La limite de 5% vise à réduire les risques pour le portefeuille et à éliminer les grosses spéculations de la part des entreprises. Les crypto-monnaies liquides incluent Bitcoin et Ethereum ; l'inclusion de pièces stables liées au dollar, par exemple l'USDT, est en discussion.
Les règles comprennent également des protections techniques, notamment des restrictions sur certains types d'ordres et des contrôles sur les transactions qui s'écartent trop des prix du marché. Tout cela devrait réduire la volatilité.
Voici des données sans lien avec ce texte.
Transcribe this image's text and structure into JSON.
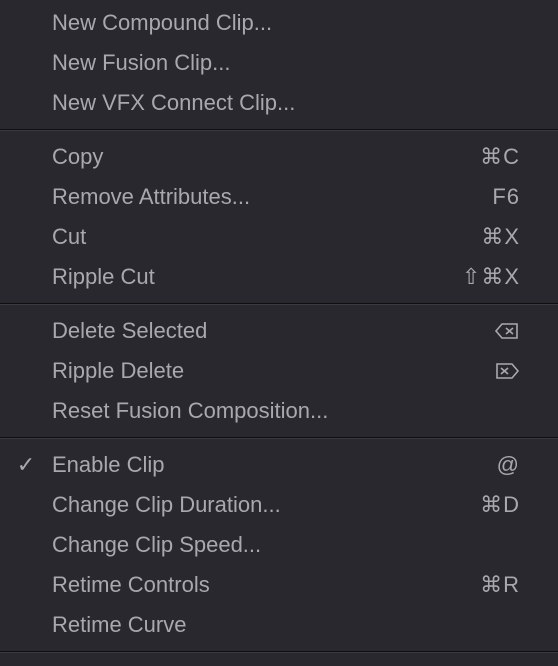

Les investisseurs étrangers s'intéressent depuis longtemps au marché sud-coréen de la cryptographie – Andreessen Horowitz a récemment ouvert un bureau de représentation à Séoul, considérant le pays comme l'un des marchés de détail de cryptomonnaie les plus actifs au monde.
Nous prévoyons d'explorer de nouvelles façons de renforcer notre position en Asie et d'étendre notre portée géographique », a déclaré Anthony Albanese, directeur de l'exploitation (COO) d'a16z Crypto.
Des règles commerciales détaillées ont déjà été diffusées par l'intermédiaire d'un groupe de travail réunissant les secteurs public et privé. Les règles définitives devraient être publiées très prochainement.